Fluorescence Lifetime Imaging for Breast Cancer Detection and Diagnosis

Abstract

Abstract : The development of non-invasive, biomedical optical imaging from frequency-domain photon migration (FDPM) measurements of near-infrared (NIR) light propagation depends upon (i) the measurements of optical signals on the boundary of tissues and (ii) the numerical techniques enabling the reconstruction of interior optical properties from such measurements. From the mapping of interior optical properties, it is envisioned that diseased tissues can be identified and diagnosed based upon the differences in absorption and scattering properties. Briefly, FDPM consists of launching intensity-modulated light at the air-tissue interface and detecting the phase-delay and amplitude attenuation at another point distant from the incident point source. In the Purdue Photon Migration Laboratory (PPML), we have developed rapid multi-pixel methods for acquiring large data sets of phase-delay and amplitude attenuation across a tissue surface for use in an inversion algorithm in order to perform image reconstruction.

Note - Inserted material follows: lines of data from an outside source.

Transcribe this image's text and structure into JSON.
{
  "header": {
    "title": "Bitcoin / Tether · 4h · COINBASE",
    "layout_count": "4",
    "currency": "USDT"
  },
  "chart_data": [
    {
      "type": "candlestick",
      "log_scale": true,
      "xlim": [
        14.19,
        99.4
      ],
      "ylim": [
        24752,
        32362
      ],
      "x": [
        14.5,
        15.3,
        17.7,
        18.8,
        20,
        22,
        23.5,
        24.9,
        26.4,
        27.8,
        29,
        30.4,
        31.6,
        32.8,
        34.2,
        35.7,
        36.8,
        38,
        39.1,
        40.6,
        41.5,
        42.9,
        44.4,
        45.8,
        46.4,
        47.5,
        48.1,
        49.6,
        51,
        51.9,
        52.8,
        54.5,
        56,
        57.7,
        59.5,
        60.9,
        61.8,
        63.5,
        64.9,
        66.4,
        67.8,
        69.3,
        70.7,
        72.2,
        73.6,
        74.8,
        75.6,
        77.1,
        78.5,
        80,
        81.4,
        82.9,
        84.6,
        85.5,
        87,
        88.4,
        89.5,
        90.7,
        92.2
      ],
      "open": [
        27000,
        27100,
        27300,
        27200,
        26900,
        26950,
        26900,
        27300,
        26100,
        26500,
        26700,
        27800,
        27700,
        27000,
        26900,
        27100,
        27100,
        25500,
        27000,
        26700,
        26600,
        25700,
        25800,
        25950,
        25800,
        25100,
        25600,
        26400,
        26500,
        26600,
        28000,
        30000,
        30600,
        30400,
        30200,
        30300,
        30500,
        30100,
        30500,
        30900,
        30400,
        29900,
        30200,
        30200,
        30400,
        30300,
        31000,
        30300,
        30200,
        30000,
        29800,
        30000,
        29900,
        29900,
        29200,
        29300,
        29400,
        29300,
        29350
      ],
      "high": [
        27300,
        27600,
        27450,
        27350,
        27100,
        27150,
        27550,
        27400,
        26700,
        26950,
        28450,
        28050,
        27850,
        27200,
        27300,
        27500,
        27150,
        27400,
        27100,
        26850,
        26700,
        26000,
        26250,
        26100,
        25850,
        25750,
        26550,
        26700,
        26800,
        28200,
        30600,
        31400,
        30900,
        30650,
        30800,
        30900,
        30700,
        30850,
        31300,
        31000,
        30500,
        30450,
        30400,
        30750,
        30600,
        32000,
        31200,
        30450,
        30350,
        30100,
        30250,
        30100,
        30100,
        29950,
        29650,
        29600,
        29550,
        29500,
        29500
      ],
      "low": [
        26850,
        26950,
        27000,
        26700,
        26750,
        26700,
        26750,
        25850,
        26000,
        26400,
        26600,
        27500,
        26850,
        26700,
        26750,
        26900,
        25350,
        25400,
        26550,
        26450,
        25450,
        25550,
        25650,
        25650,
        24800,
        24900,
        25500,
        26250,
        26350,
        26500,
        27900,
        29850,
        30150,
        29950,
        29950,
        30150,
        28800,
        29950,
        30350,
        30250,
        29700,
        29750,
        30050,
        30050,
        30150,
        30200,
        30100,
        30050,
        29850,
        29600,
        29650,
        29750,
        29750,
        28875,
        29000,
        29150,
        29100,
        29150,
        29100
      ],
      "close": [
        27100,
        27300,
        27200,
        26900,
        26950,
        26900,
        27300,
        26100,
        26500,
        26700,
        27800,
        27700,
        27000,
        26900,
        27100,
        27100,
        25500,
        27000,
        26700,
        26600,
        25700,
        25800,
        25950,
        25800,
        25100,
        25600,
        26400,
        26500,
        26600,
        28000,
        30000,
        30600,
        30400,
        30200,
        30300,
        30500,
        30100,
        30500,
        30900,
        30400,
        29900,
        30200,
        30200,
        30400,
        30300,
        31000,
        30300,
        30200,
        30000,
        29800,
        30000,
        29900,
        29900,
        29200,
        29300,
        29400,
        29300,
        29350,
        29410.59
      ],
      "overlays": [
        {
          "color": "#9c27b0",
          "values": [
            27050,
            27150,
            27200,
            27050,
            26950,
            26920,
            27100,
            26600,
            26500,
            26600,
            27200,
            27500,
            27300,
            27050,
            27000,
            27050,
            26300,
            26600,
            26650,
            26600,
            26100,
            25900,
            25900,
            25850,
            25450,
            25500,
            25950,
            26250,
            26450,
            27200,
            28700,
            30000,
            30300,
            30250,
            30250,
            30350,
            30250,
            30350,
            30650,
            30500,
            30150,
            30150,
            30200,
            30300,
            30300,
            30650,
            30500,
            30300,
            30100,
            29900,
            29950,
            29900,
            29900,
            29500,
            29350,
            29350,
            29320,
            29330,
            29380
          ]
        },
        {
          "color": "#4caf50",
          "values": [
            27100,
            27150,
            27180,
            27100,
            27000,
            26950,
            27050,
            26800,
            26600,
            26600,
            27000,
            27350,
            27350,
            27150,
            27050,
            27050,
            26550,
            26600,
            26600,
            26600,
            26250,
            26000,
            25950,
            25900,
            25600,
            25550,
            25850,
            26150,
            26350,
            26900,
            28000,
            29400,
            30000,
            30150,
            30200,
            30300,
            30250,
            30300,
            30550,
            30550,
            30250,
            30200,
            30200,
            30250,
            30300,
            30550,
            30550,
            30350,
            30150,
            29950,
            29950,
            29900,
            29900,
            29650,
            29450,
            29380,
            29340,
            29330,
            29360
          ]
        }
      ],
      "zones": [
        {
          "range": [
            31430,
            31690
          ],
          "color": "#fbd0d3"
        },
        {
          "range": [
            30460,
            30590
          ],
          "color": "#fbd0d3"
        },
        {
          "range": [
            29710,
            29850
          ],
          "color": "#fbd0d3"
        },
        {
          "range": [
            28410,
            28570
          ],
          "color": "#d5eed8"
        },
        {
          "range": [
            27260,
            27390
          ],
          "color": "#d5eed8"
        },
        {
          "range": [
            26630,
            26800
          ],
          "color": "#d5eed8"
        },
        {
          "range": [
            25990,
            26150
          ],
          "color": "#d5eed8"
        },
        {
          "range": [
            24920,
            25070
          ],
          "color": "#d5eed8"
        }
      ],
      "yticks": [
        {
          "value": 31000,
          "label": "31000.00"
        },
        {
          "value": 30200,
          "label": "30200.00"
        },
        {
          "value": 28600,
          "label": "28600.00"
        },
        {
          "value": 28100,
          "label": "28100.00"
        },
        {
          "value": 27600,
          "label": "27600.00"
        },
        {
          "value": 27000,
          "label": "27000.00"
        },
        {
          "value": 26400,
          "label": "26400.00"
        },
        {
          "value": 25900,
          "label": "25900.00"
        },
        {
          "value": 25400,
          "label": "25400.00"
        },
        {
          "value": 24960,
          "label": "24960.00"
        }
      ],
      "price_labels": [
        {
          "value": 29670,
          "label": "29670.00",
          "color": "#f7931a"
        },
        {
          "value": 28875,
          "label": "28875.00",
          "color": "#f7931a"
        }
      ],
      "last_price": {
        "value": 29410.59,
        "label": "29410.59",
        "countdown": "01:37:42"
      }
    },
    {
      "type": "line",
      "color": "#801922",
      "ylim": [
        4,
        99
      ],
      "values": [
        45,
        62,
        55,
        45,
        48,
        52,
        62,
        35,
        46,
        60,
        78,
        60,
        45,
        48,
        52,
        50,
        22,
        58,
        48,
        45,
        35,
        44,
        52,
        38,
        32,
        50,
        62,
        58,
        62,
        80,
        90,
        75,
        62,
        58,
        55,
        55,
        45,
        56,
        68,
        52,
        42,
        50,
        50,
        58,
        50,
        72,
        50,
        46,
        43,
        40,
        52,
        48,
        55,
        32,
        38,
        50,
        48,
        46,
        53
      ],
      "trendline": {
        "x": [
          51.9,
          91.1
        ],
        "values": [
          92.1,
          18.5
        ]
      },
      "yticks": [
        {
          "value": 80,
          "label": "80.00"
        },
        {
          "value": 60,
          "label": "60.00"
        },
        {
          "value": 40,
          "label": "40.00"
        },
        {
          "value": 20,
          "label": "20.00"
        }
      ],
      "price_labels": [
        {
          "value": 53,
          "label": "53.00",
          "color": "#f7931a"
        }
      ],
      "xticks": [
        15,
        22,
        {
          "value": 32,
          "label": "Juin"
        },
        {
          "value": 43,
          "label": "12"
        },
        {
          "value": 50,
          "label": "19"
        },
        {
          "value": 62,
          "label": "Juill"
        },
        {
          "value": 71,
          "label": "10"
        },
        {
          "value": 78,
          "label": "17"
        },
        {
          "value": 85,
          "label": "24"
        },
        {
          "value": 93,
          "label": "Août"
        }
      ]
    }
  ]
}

In addition, since we have found that the endogenous contrast offered by absorption and scattering may be insufficient for biomedical imaging, we have invented a method for inducing contrast using fluorescent contrast agents. Algorithm development for biomedical fluorescence lifetime imaging was conducted under USAMRMC support. Using fluorescent agents, we have shown that the inverse problem may be better posed and that biodiagnostic information can be obtained from assessing the fluorescent decay kinetics within the tissue.